Ich tat es für die Leser

Unser Kolumnist futtert sich durchs VIP-Büfett bei den Rasenballern

  • Frank Willmann
  • Lesedauer: 3 Min.
Licht im Dunkel des Leipziger Fußballkapitalismus: Magdeburgs Fans sangen und feierten.
Licht im Dunkel des Leipziger Fußballkapitalismus: Magdeburgs Fans sangen und feierten.

Aus Gründen der Feldforschung und um der Welt die Wahrheit über die Zustände im Stadion von RB Leipzig zu schildern, begab ich mich jüngst zu einem Pokalspiel der kleisterigen Brausetruppe ins Zentralstadion. Es galt, diesen Ort anhaltender Werbemaßnahmen des globalen Konzerns genauestens unter die Lupe zu nehmen, inklusive Nahrungsaufnahme im VIP-Bereich. Hier muss ich streng sein und darf keine Mühe scheuen, um die Leserschaft aufzuhellen, auch wenn es wehtut. Punk statt RB, frei nach Jesu Weihnachtsmotto: Gib dich dem Geschäft der Angst hin bis zum VIP-Oberrang!

Ich wollte nicht wegsehen und weghören vom Great-Schmalzlockenschwindel, vom üblen, Ärger erregenden Zurschaustellen ungesunder Getränke. Ich musste aufgehen in der Rolle eines dem Gemeinwohl verpflichteten, unbekümmerten Unterhaltungswissenschaftlers, eines einsamen Stalkers, der für seine Gemeinde die Hölle bekämpft. Und die beginnt bekanntermaßen bereits in Berlin. Ganze 65 Minuten benötigte unser Pkw, um ab Berlin-Mitte die Stadtautobahn zu erreichen. Müßig zu erwähnen, dass uns dort weitere Hindernisse erwarteten.

Ballhaus Ost
Fussball, Herren, 2. Bundesliga, Saison 2014/2015 (10. Spieltag)...

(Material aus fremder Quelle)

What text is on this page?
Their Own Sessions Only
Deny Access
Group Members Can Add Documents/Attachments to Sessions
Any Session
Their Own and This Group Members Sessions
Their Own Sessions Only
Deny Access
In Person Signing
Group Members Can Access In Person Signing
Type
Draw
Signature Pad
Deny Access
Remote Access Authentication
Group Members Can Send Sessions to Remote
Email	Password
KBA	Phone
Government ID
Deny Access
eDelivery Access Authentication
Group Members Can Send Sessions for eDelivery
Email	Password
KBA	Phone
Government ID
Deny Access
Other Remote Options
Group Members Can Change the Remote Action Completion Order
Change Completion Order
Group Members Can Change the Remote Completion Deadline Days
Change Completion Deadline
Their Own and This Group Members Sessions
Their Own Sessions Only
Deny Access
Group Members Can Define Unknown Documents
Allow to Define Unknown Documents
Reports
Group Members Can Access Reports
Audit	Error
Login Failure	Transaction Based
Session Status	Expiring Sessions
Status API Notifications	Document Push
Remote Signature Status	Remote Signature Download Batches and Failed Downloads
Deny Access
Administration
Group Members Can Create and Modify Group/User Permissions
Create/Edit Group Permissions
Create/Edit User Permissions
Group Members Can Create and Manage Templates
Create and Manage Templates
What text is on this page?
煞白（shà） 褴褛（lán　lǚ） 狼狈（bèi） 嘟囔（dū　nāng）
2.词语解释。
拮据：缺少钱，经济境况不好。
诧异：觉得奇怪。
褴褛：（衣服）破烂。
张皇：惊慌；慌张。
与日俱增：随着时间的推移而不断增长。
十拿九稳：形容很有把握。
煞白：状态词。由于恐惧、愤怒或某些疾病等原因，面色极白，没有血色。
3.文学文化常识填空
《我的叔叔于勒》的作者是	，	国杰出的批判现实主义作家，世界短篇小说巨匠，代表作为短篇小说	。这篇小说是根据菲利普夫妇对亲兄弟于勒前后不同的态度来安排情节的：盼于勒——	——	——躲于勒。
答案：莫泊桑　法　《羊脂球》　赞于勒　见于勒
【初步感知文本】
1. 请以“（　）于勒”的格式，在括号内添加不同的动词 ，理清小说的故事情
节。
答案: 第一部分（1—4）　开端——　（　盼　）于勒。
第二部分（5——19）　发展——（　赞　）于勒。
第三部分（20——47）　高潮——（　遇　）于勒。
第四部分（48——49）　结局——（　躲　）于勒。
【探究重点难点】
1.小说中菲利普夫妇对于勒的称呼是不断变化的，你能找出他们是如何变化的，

Frank Willmann blickt auf den Fußball zwischen Leipzig, Łódź und Ljubljana.

Das Gelände rund ums Leipziger Zentralstadion war in lila Licht gebadet, Händler boten vielfältigen Tand feil, ein protzig aufgestelltes Auto sollte das Gemüt sächsischer Red-Bull-Freunde zum Kauf motivieren, es hämmerte fiese Chart-Mucke unsere Gehörgänge wund, um auch den letzten klaren Gedanken zu verscheuchen. Mensch, der du eben noch verloren durch dein Leben stolpertest, gib dich dem Produkt hin, säuselten liebliche Stimmen.

Jaja, der Weg zum VIP-Eingang ähnelte dem Weg zum Schafott; innerlich zerrissen von der Frage nach dem Sinn des Lebens und jeglichen Tuns, wankte ich in die Höhle des Kapitalismus, denn EINER MUSS ES TUN! Eifrige Geister bugsierten uns voran, ein Fahrstuhl brachte mich nach oben, wo sich Schlaraffia auftat. Der Kampf ums Büfett musste nicht ausgefochten werden, weil Didi Mateschitz aus der Unterwelt alles tat, um uns via Entenbraten um den Verstand zu bringen. Fest im Glauben an das Gute im Fußball, erfüllt von der Gewissheit, ein anderer Fußball ist möglich, langte ich zu, dass sich die Balken bogen.

Um mich herum gockelten stolze Vertreter der sächsischen Geschäftswelt. Teure, sportlich betonte Kleidung, unbeugsam gegelte Haare, wohliger Überdruss: Wir haben es und lassen es raushängen! Fußball wurde gespielt, den ungleichen Kampf nahmen die Söhne Sachsen-Anhalts auf und schossen das erste Tor. Magdeburg in Führung.

Auf den Tribünen regte sich verhaltener Unmut. Indes die blauweiße, vieltausendköpfige Gästemeute sang und feierte, dösbattelte der RB-Anhang. Es gab keinen organisierten Support der Heimfans, die Stimmung erinnerte an Hans Holbeins Totentanz. Fast schien es, als schämten sich die Heimzuschauer für die hiesigen Umstände, als meinten sie, ihren Gästen mit der Personifikation des Leipziger Fußballtods durch den Red-Bull-Konzern zu zeigen: Völker der Welt, schaut auf diese gezähmte Stadt, schaut auf die Handschellen, die Red Bull uns und dem Fußball angelegt hat!